Among the protective factors for resilience in adults are a generally optimistic personality, engaging in active coping (planning and taking steps to meet challenges), social support (family, friends, community) and a sense of purpose. Interventions that increase a person’s sense of control and build coping skills have been found helpful. Good communication skills and problem-solving skills, which can be improved through counseling, are also important for resilience.

Although there is less research on resilience among older adults, one study looked at the effects of a group intervention program, Raise Your Resilience, incorporating engagement in activities and gratitude. After implementing the program with older adults in a senior housing setting the study found improvements in stress, wisdom and resilience.
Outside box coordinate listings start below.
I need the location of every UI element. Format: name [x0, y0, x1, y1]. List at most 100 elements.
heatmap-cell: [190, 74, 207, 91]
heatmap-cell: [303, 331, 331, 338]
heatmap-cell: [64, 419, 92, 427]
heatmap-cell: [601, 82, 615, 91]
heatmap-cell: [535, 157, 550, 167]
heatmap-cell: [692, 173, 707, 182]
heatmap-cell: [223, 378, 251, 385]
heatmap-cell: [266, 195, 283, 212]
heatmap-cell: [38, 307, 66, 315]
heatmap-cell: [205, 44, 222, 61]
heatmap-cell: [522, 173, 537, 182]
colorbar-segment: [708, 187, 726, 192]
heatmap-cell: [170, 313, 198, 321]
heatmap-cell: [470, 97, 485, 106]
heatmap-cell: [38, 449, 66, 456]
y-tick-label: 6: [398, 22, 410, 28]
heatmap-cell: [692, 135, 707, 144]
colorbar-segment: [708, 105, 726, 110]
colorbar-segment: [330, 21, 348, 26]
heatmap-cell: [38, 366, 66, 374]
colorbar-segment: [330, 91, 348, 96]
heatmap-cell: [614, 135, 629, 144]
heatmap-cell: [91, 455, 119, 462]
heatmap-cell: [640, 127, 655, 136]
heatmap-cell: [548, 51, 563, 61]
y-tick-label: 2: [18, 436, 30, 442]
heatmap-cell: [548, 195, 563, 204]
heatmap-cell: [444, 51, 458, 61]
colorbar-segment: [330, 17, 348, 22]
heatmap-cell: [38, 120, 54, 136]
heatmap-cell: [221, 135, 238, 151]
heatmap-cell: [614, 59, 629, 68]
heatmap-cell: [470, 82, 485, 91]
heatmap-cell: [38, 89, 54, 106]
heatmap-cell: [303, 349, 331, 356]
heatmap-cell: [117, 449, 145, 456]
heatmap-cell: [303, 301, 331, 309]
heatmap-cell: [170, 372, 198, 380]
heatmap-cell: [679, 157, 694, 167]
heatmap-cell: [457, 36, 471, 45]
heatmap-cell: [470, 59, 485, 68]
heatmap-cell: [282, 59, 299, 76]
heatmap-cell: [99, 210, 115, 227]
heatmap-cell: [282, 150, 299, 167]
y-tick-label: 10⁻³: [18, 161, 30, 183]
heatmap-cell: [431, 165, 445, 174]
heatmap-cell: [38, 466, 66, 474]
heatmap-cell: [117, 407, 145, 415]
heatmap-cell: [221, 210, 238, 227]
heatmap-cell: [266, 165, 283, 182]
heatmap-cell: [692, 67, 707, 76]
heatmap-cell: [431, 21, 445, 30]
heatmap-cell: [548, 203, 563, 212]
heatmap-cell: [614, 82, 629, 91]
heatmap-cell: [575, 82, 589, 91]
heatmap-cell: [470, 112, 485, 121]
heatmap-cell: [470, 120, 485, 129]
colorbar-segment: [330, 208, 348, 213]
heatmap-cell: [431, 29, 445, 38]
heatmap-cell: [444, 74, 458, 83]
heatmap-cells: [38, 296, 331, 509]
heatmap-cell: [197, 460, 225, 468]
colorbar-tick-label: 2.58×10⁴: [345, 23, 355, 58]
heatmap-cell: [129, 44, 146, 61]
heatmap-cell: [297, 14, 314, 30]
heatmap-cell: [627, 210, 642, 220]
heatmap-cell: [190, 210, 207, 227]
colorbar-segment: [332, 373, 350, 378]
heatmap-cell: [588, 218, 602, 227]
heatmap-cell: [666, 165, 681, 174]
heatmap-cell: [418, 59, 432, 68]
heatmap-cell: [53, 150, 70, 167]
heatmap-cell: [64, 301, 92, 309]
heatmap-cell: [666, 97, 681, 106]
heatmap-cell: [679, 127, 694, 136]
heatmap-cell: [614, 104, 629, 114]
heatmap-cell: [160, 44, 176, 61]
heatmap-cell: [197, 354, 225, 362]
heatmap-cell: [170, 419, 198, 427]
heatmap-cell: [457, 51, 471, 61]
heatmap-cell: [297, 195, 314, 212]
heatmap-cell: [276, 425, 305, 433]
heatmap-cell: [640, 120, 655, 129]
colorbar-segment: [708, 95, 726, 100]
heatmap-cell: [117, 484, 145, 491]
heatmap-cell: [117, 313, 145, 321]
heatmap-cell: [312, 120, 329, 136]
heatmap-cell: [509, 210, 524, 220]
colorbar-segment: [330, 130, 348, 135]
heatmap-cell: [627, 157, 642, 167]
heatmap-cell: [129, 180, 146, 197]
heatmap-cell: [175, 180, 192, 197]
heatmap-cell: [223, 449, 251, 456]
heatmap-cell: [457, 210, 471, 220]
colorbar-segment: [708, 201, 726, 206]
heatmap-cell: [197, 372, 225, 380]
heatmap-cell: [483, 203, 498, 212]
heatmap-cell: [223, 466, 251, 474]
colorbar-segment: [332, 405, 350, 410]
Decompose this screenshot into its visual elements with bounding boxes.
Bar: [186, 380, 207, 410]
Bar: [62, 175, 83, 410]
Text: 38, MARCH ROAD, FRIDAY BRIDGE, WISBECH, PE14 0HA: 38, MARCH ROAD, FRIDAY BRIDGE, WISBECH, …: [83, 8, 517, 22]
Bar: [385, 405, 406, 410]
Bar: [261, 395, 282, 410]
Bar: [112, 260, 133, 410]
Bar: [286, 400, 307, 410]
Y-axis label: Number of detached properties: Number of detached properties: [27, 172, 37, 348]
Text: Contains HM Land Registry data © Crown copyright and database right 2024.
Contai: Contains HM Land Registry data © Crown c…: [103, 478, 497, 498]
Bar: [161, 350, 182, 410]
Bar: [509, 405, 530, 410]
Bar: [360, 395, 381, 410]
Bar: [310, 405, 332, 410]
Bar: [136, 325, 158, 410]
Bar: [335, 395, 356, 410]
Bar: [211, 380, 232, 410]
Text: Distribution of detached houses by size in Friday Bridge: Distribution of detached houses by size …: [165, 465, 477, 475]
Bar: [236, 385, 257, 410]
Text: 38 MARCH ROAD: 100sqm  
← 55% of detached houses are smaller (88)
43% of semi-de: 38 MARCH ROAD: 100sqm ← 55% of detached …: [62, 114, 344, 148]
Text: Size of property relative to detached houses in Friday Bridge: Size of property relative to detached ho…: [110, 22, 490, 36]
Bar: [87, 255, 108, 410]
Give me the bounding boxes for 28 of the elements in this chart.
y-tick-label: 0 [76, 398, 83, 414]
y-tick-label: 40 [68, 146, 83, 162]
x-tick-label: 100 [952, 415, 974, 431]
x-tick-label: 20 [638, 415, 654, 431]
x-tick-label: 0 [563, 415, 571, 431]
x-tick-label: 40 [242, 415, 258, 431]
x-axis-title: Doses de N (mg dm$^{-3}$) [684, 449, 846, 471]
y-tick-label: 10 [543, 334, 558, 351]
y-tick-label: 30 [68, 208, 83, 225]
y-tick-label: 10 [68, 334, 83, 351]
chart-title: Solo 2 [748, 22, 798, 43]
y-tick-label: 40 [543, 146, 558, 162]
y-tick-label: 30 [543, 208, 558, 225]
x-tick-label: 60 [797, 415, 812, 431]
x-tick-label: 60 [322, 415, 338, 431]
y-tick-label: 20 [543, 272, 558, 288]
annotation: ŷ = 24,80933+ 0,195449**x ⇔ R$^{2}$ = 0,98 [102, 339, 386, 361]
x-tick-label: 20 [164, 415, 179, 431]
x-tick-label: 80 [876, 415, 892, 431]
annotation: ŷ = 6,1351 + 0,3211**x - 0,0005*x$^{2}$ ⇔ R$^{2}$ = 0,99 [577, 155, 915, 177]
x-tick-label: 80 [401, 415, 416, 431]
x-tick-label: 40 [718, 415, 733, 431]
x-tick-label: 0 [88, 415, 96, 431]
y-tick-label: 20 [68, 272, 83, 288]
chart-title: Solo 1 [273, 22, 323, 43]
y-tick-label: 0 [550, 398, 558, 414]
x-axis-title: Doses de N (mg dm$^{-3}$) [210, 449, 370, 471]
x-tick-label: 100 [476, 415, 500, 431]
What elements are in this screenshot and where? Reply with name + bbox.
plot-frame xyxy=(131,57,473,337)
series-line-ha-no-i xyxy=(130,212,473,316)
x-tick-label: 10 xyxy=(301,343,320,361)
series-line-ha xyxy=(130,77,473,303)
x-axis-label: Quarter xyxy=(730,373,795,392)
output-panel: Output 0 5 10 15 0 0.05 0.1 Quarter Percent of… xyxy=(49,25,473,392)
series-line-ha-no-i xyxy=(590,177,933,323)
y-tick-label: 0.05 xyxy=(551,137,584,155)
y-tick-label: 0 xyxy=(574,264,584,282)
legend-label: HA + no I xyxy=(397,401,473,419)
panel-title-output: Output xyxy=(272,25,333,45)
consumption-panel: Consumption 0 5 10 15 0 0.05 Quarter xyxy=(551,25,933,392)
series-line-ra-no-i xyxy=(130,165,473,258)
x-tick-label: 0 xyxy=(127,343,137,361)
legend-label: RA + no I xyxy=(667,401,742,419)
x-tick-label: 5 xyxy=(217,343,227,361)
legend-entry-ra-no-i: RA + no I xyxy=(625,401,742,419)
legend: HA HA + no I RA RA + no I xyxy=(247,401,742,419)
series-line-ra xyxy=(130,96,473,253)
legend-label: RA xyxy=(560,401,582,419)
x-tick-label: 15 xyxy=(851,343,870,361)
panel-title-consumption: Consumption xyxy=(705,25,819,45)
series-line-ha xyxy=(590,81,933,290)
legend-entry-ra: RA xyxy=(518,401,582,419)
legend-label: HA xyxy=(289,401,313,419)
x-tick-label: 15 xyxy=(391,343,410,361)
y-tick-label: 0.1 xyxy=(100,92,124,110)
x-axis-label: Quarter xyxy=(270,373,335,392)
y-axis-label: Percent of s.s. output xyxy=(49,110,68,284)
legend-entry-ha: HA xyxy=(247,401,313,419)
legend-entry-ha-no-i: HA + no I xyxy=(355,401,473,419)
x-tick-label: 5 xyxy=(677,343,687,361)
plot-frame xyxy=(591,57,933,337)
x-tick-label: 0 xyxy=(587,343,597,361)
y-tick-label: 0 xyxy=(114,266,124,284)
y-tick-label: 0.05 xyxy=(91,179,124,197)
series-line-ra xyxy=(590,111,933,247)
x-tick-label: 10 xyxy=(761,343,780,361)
Feder and colleagues found a body of knowledge is gradually accumulating on the biological basis of resilience across the lifespan that is supporting development of innovative interventions to help build resilience. One example is a computer-based approach, attentional bias modification, to help prevent posttraumatic stress disorder (PTSD). Attention bias modification training is repeated training to help a person attend to a specific target and ignore others.

“It is becoming clear that resilience involves active and unique biological processes that buffer the organism against the impact of stress,” Feder and colleagues conclude. A better understanding of the systems will help lead to better interventions to strengthen and build resilience.